Idea 1
From Common Sense to Uncommon Understanding
How can you understand societies and systems that are too vast, too tangled, and too unpredictable for intuition alone? In Everything Is Obvious (Once You Know the Answer), Duncan Watts argues that the very thing that guides you through daily life—common sense—becomes misleading when you use it to explain complex social behaviors. Common sense gives you local navigation tools: it tells you how to act in an elevator or at a dinner party, but it fails dramatically when you try to scale those insights into general rules for nations, economies, or cultures.
Watts’s core message is bold: your intuitions, stories, and post-hoc explanations feel reliable only because they fit local contexts. When you move from elevators to entire cities or economies, those same instincts gloss over hidden interactions, sampling biases, cumulative feedbacks, and chance events. To really grasp how societies work—and to make better decisions—Watts invites you to combine systematic data, experiments, and network thinking with humility about what you can and cannot know.
The problem with common sense
Common sense works by analogy. You recall similar situations and map current experience to past ones—an approach that is fast and adaptive. But it is also narrow: what feels obvious depends on local norms and shared assumptions. Those assumptions fail when you move beyond familiar contexts. For example, planners who designed high-modernist housing projects like Chicago’s Robert Taylor Homes relied on intuitive reasoning—symmetry, order, efficiency—without grasping how residents’ social networks functioned. The result was disaster.
Watts shows that intuitive stories are seductive but unscientific. Once an outcome occurs, every explanation feels obvious: you construct circular “of course” narratives after the fact, ignoring alternative paths that could have happened. Lazarsfeld’s famous wartime study—the American Soldier project—revealed findings opposite to expectations; both the correct and incorrect findings seemed equally “obvious” when framed after the fact. That paradox between foresight and hindsight is the trap Watts wants you to escape.
Hidden influences and psychological biases
You think people choose rationally or according to culture, yet studies show how subtle contexts redefine decisions. Defaults determine organ donation rates; fonts affect truth judgments; and even random numbers influence bids in auctions (anchoring). Your environment silently shapes choices more than your motivations do. This means that both everyday explanations (“Germans are different from Austrians”) and political theories that assume stable preferences ignore how small features—like opt-in boxes or unseen cues—steer mass behavior.
Micro meets macro: emergence and feedback
Much of social reality arises from interaction rather than intention.

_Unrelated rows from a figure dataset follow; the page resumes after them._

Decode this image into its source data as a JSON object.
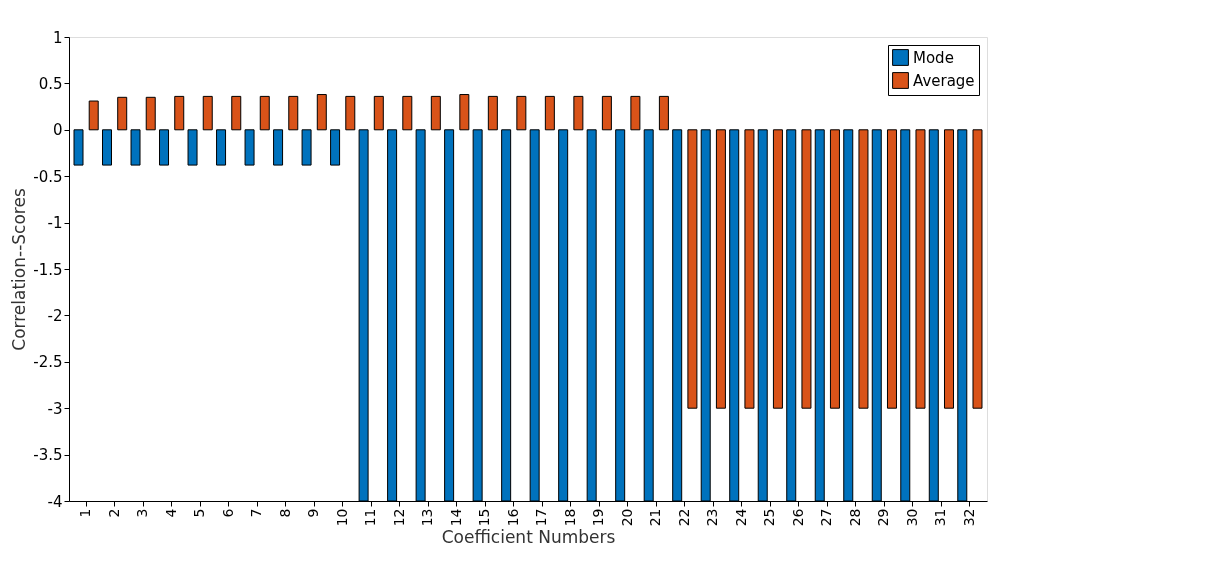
{
  "chart_data": {
    "type": "bar",
    "xlabel": "Coefficient Numbers",
    "ylabel": "Correlation--Scores",
    "categories": [
      "1",
      "2",
      "3",
      "4",
      "5",
      "6",
      "7",
      "8",
      "9",
      "10",
      "11",
      "12",
      "13",
      "14",
      "15",
      "16",
      "17",
      "18",
      "19",
      "20",
      "21",
      "22",
      "23",
      "24",
      "25",
      "26",
      "27",
      "28",
      "29",
      "30",
      "31",
      "32"
    ],
    "series": [
      {
        "name": "Mode",
        "color": "#0072bd",
        "values": [
          -0.38,
          -0.38,
          -0.38,
          -0.38,
          -0.38,
          -0.38,
          -0.38,
          -0.38,
          -0.38,
          -0.38,
          -4,
          -4,
          -4,
          -4,
          -4,
          -4,
          -4,
          -4,
          -4,
          -4,
          -4,
          -4,
          -4,
          -4,
          -4,
          -4,
          -4,
          -4,
          -4,
          -4,
          -4,
          -4
        ]
      },
      {
        "name": "Average",
        "color": "#d95319",
        "values": [
          0.31,
          0.35,
          0.35,
          0.36,
          0.36,
          0.36,
          0.36,
          0.36,
          0.38,
          0.36,
          0.36,
          0.36,
          0.36,
          0.38,
          0.36,
          0.36,
          0.36,
          0.36,
          0.36,
          0.36,
          0.36,
          -3,
          -3,
          -3,
          -3,
          -3,
          -3,
          -3,
          -3,
          -3,
          -3,
          -3
        ]
      }
    ],
    "ylim": [
      -4,
      1
    ],
    "yticks": [
      -4,
      -3.5,
      -3,
      -2.5,
      -2,
      -1.5,
      -1,
      -0.5,
      0,
      0.5,
      1
    ],
    "grid": false,
    "legend": "top right"
  }
}
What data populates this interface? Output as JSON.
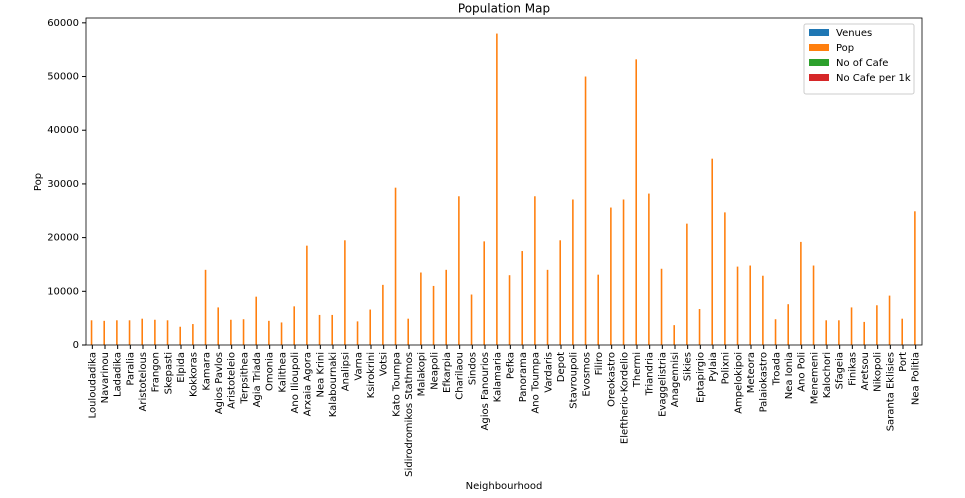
{
  "chart_data": {
    "type": "bar",
    "title": "Population Map",
    "x_label": "Neighbourhood",
    "y_label": "Pop",
    "categories": [
      "Louloudadika",
      "Navarinou",
      "Ladadika",
      "Paralia",
      "Aristotelous",
      "Frangon",
      "Skepasti",
      "Elpida",
      "Kokkoras",
      "Kamara",
      "Agios Pavlos",
      "Aristoteleio",
      "Terpsithea",
      "Agia Triada",
      "Omonia",
      "Kalithea",
      "Ano Ilioupoli",
      "Arxaia Agora",
      "Nea Krini",
      "Kalabournaki",
      "Analipsi",
      "Varna",
      "Ksirokrini",
      "Votsi",
      "Kato Toumpa",
      "Sidirodromikos Stathmos",
      "Malakopi",
      "Neapoli",
      "Efkarpia",
      "Charilaou",
      "Sindos",
      "Agios Fanourios",
      "Kalamaria",
      "Pefka",
      "Panorama",
      "Ano Toumpa",
      "Vardaris",
      "Depot",
      "Stavroupoli",
      "Evosmos",
      "Filiro",
      "Oreokastro",
      "Eleftherio-Kordelio",
      "Thermi",
      "Triandria",
      "Evaggelistria",
      "Anagennisi",
      "Sikies",
      "Eptapirgio",
      "Pylaia",
      "Polixni",
      "Ampelokipoi",
      "Meteora",
      "Palaiokastro",
      "Troada",
      "Nea Ionia",
      "Ano Poli",
      "Menemeni",
      "Kalochori",
      "Sfageia",
      "Finikas",
      "Aretsou",
      "Nikopoli",
      "Saranta Eklisies",
      "Port",
      "Nea Politia"
    ],
    "series": [
      {
        "name": "Venues",
        "color": "#1f77b4",
        "values": [
          0,
          0,
          0,
          0,
          0,
          0,
          0,
          0,
          0,
          0,
          0,
          0,
          0,
          0,
          0,
          0,
          0,
          0,
          0,
          0,
          0,
          0,
          0,
          0,
          0,
          0,
          0,
          0,
          0,
          0,
          0,
          0,
          0,
          0,
          0,
          0,
          0,
          0,
          0,
          0,
          0,
          0,
          0,
          0,
          0,
          0,
          0,
          0,
          0,
          0,
          0,
          0,
          0,
          0,
          0,
          0,
          0,
          0,
          0,
          0,
          0,
          0,
          0,
          0,
          0,
          0
        ]
      },
      {
        "name": "Pop",
        "color": "#ff7f0e",
        "values": [
          4600,
          4500,
          4600,
          4600,
          4900,
          4700,
          4600,
          3400,
          3900,
          14000,
          7000,
          4700,
          4800,
          9000,
          4500,
          4200,
          7200,
          18500,
          5600,
          5600,
          19500,
          4400,
          6600,
          11200,
          29300,
          4900,
          13500,
          11000,
          14000,
          27700,
          9400,
          19300,
          58000,
          13000,
          17500,
          27700,
          14000,
          19500,
          27100,
          50000,
          13100,
          25600,
          27100,
          53200,
          28200,
          14200,
          3700,
          22600,
          6700,
          34700,
          24700,
          14600,
          14800,
          12900,
          4800,
          7600,
          19200,
          14800,
          4600,
          4600,
          7000,
          4300,
          7400,
          9200,
          4900,
          24900
        ]
      },
      {
        "name": "No of Cafe",
        "color": "#2ca02c",
        "values": [
          0,
          0,
          0,
          0,
          0,
          0,
          0,
          0,
          0,
          0,
          0,
          0,
          0,
          0,
          0,
          0,
          0,
          0,
          0,
          0,
          0,
          0,
          0,
          0,
          0,
          0,
          0,
          0,
          0,
          0,
          0,
          0,
          0,
          0,
          0,
          0,
          0,
          0,
          0,
          0,
          0,
          0,
          0,
          0,
          0,
          0,
          0,
          0,
          0,
          0,
          0,
          0,
          0,
          0,
          0,
          0,
          0,
          0,
          0,
          0,
          0,
          0,
          0,
          0,
          0,
          0
        ]
      },
      {
        "name": "No Cafe per 1k",
        "color": "#d62728",
        "values": [
          0,
          0,
          0,
          0,
          0,
          0,
          0,
          0,
          0,
          0,
          0,
          0,
          0,
          0,
          0,
          0,
          0,
          0,
          0,
          0,
          0,
          0,
          0,
          0,
          0,
          0,
          0,
          0,
          0,
          0,
          0,
          0,
          0,
          0,
          0,
          0,
          0,
          0,
          0,
          0,
          0,
          0,
          0,
          0,
          0,
          0,
          0,
          0,
          0,
          0,
          0,
          0,
          0,
          0,
          0,
          0,
          0,
          0,
          0,
          0,
          0,
          0,
          0,
          0,
          0,
          0
        ]
      }
    ],
    "ylim": [
      0,
      60900
    ],
    "yticks": [
      0,
      10000,
      20000,
      30000,
      40000,
      50000,
      60000
    ],
    "grid": false,
    "legend": "upper right"
  }
}
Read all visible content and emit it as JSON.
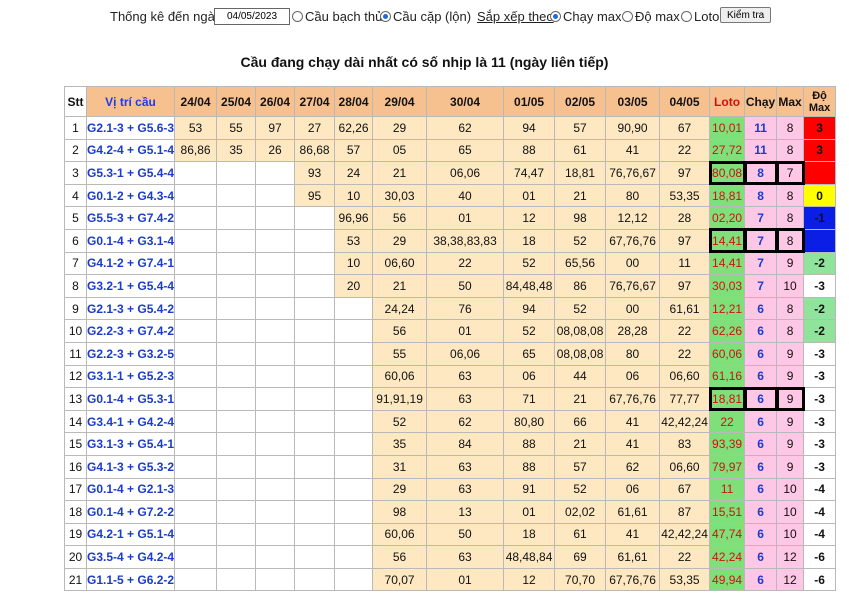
{
  "filter": {
    "label": "Thống kê đến ngày",
    "date": "04/05/2023",
    "options": [
      {
        "label": "Cầu bạch thủ",
        "checked": false
      },
      {
        "label": "Cầu cặp (lộn)",
        "checked": true
      }
    ],
    "sort_label": "Sắp xếp theo",
    "sort_options": [
      {
        "label": "Chạy max",
        "checked": true
      },
      {
        "label": "Độ max",
        "checked": false
      },
      {
        "label": "Loto",
        "checked": false
      }
    ],
    "check_button": "Kiểm tra"
  },
  "title": "Cầu đang chạy dài nhất có số nhịp là 11 (ngày liên tiếp)",
  "table": {
    "headers": [
      "Stt",
      "Vị trí cầu",
      "24/04",
      "25/04",
      "26/04",
      "27/04",
      "28/04",
      "29/04",
      "30/04",
      "01/05",
      "02/05",
      "03/05",
      "04/05",
      "Loto",
      "Chạy",
      "Max",
      "Độ Max"
    ],
    "rows": [
      {
        "stt": "1",
        "vitri": "G2.1-3 + G5.6-3",
        "days": [
          "53",
          "55",
          "97",
          "27",
          "62,26",
          "29",
          "62",
          "94",
          "57",
          "90,90",
          "67"
        ],
        "loto": "10,01",
        "chay": "11",
        "max": "8",
        "do": "3",
        "doColor": "#ff0000"
      },
      {
        "stt": "2",
        "vitri": "G4.2-4 + G5.1-4",
        "days": [
          "86,86",
          "35",
          "26",
          "86,68",
          "57",
          "05",
          "65",
          "88",
          "61",
          "41",
          "22"
        ],
        "loto": "27,72",
        "chay": "11",
        "max": "8",
        "do": "3",
        "doColor": "#ff0000"
      },
      {
        "stt": "3",
        "vitri": "G5.3-1 + G5.4-4",
        "days": [
          "",
          "",
          "",
          "93",
          "24",
          "21",
          "06,06",
          "74,47",
          "18,81",
          "76,76,67",
          "97"
        ],
        "loto": "80,08",
        "chay": "8",
        "max": "7",
        "do": "",
        "doColor": "#ff0000"
      },
      {
        "stt": "4",
        "vitri": "G0.1-2 + G4.3-4",
        "days": [
          "",
          "",
          "",
          "95",
          "10",
          "30,03",
          "40",
          "01",
          "21",
          "80",
          "53,35"
        ],
        "loto": "18,81",
        "chay": "8",
        "max": "8",
        "do": "0",
        "doColor": "#ffff00"
      },
      {
        "stt": "5",
        "vitri": "G5.5-3 + G7.4-2",
        "days": [
          "",
          "",
          "",
          "",
          "96,96",
          "56",
          "01",
          "12",
          "98",
          "12,12",
          "28"
        ],
        "loto": "02,20",
        "chay": "7",
        "max": "8",
        "do": "-1",
        "doColor": "#0a1ee6"
      },
      {
        "stt": "6",
        "vitri": "G0.1-4 + G3.1-4",
        "days": [
          "",
          "",
          "",
          "",
          "53",
          "29",
          "38,38,83,83",
          "18",
          "52",
          "67,76,76",
          "97"
        ],
        "loto": "14,41",
        "chay": "7",
        "max": "8",
        "do": "",
        "doColor": "#0a1ee6"
      },
      {
        "stt": "7",
        "vitri": "G4.1-2 + G7.4-1",
        "days": [
          "",
          "",
          "",
          "",
          "10",
          "06,60",
          "22",
          "52",
          "65,56",
          "00",
          "11"
        ],
        "loto": "14,41",
        "chay": "7",
        "max": "9",
        "do": "-2",
        "doColor": "#8fe39a"
      },
      {
        "stt": "8",
        "vitri": "G3.2-1 + G5.4-4",
        "days": [
          "",
          "",
          "",
          "",
          "20",
          "21",
          "50",
          "84,48,48",
          "86",
          "76,76,67",
          "97"
        ],
        "loto": "30,03",
        "chay": "7",
        "max": "10",
        "do": "-3",
        "doColor": "#ffffff"
      },
      {
        "stt": "9",
        "vitri": "G2.1-3 + G5.4-2",
        "days": [
          "",
          "",
          "",
          "",
          "",
          "24,24",
          "76",
          "94",
          "52",
          "00",
          "61,61"
        ],
        "loto": "12,21",
        "chay": "6",
        "max": "8",
        "do": "-2",
        "doColor": "#8fe39a"
      },
      {
        "stt": "10",
        "vitri": "G2.2-3 + G7.4-2",
        "days": [
          "",
          "",
          "",
          "",
          "",
          "56",
          "01",
          "52",
          "08,08,08",
          "28,28",
          "22"
        ],
        "loto": "62,26",
        "chay": "6",
        "max": "8",
        "do": "-2",
        "doColor": "#8fe39a"
      },
      {
        "stt": "11",
        "vitri": "G2.2-3 + G3.2-5",
        "days": [
          "",
          "",
          "",
          "",
          "",
          "55",
          "06,06",
          "65",
          "08,08,08",
          "80",
          "22"
        ],
        "loto": "60,06",
        "chay": "6",
        "max": "9",
        "do": "-3",
        "doColor": "#ffffff"
      },
      {
        "stt": "12",
        "vitri": "G3.1-1 + G5.2-3",
        "days": [
          "",
          "",
          "",
          "",
          "",
          "60,06",
          "63",
          "06",
          "44",
          "06",
          "06,60"
        ],
        "loto": "61,16",
        "chay": "6",
        "max": "9",
        "do": "-3",
        "doColor": "#ffffff"
      },
      {
        "stt": "13",
        "vitri": "G0.1-4 + G5.3-1",
        "days": [
          "",
          "",
          "",
          "",
          "",
          "91,91,19",
          "63",
          "71",
          "21",
          "67,76,76",
          "77,77"
        ],
        "loto": "18,81",
        "chay": "6",
        "max": "9",
        "do": "-3",
        "doColor": "#ffffff"
      },
      {
        "stt": "14",
        "vitri": "G3.4-1 + G4.2-4",
        "days": [
          "",
          "",
          "",
          "",
          "",
          "52",
          "62",
          "80,80",
          "66",
          "41",
          "42,42,24"
        ],
        "loto": "22",
        "chay": "6",
        "max": "9",
        "do": "-3",
        "doColor": "#ffffff"
      },
      {
        "stt": "15",
        "vitri": "G3.1-3 + G5.4-1",
        "days": [
          "",
          "",
          "",
          "",
          "",
          "35",
          "84",
          "88",
          "21",
          "41",
          "83"
        ],
        "loto": "93,39",
        "chay": "6",
        "max": "9",
        "do": "-3",
        "doColor": "#ffffff"
      },
      {
        "stt": "16",
        "vitri": "G4.1-3 + G5.3-2",
        "days": [
          "",
          "",
          "",
          "",
          "",
          "31",
          "63",
          "88",
          "57",
          "62",
          "06,60"
        ],
        "loto": "79,97",
        "chay": "6",
        "max": "9",
        "do": "-3",
        "doColor": "#ffffff"
      },
      {
        "stt": "17",
        "vitri": "G0.1-4 + G2.1-3",
        "days": [
          "",
          "",
          "",
          "",
          "",
          "29",
          "63",
          "91",
          "52",
          "06",
          "67"
        ],
        "loto": "11",
        "chay": "6",
        "max": "10",
        "do": "-4",
        "doColor": "#ffffff"
      },
      {
        "stt": "18",
        "vitri": "G0.1-4 + G7.2-2",
        "days": [
          "",
          "",
          "",
          "",
          "",
          "98",
          "13",
          "01",
          "02,02",
          "61,61",
          "87"
        ],
        "loto": "15,51",
        "chay": "6",
        "max": "10",
        "do": "-4",
        "doColor": "#ffffff"
      },
      {
        "stt": "19",
        "vitri": "G4.2-1 + G5.1-4",
        "days": [
          "",
          "",
          "",
          "",
          "",
          "60,06",
          "50",
          "18",
          "61",
          "41",
          "42,42,24"
        ],
        "loto": "47,74",
        "chay": "6",
        "max": "10",
        "do": "-4",
        "doColor": "#ffffff"
      },
      {
        "stt": "20",
        "vitri": "G3.5-4 + G4.2-4",
        "days": [
          "",
          "",
          "",
          "",
          "",
          "56",
          "63",
          "48,48,84",
          "69",
          "61,61",
          "22"
        ],
        "loto": "42,24",
        "chay": "6",
        "max": "12",
        "do": "-6",
        "doColor": "#ffffff"
      },
      {
        "stt": "21",
        "vitri": "G1.1-5 + G6.2-2",
        "days": [
          "",
          "",
          "",
          "",
          "",
          "70,07",
          "01",
          "12",
          "70,70",
          "67,76,76",
          "53,35"
        ],
        "loto": "49,94",
        "chay": "6",
        "max": "12",
        "do": "-6",
        "doColor": "#ffffff"
      }
    ],
    "highlighted_rows": [
      3,
      6,
      13
    ]
  }
}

Granovetter’s riot model shows that collective outcomes depend on threshold distributions, not single decisions. A minor change in one person’s tolerance can flip an entire system from calm to chaos. Likewise, cumulative advantage makes lucky breaks look like merit—how a stolen Mona Lisa became famous through historical accidents, not inherent brilliance. The myth of influencers stems from similar errors: what looks like personal genius often reflects conditions ripe for contagion and many small actions aligning at once.
Learning from history and predicting the future
Stories about success and failure usually emerge afterward, shaped by hindsight bias and sampling errors. You remember “important” events but ignore countless similar cases that led nowhere. The temptation is to treat outcomes—wars, elections, viral hits—as inevitable. Watts cautions that historical narratives, though useful, are hypotheses about what might have mattered, not proofs of mechanism. Recognizing this uncertainty prepares you for the next challenge: prediction.
In predicting social phenomena, deterministic models like Laplace’s demon collapse because interactions multiply and randomness matters. You can forecast probabilities for repeatable patterns (e.g., sales cycles) but not unique events (e.g., revolutions). The rational stance is humility: design flexible strategies, test hypotheses, and use probabilities and experiments rather than fixed predictions.
A path toward uncommon sense
The rest of Watts’s argument builds on this foundation. You move from intuition to systematic empiricism: use randomization to isolate causes, measure behavior directly through digital tools, and treat planning as adaptive learning rather than clairvoyance. “Measure and react” replaces “predict and control.” Zara’s fast-fashion model, Yahoo!’s A/B testing, and Google’s search-based trend analysis show that continual measurement beats sophisticated forecasting. Meanwhile, strategies that emphasize flexibility—like Raynor’s scenario planning or Hayek’s decentralized knowledge—help you thrive amid uncertainty.
Ultimately, Watts’s uncommon sense asks you to combine data, experiments, and humility. Admit what you cannot foresee, expose your assumptions to evidence, and embrace feedback loops that let you adjust. Doing so transforms your understanding of how societies work—from a comforting world of causal stories to a complex, probabilistic system that you can learn from but never fully predict.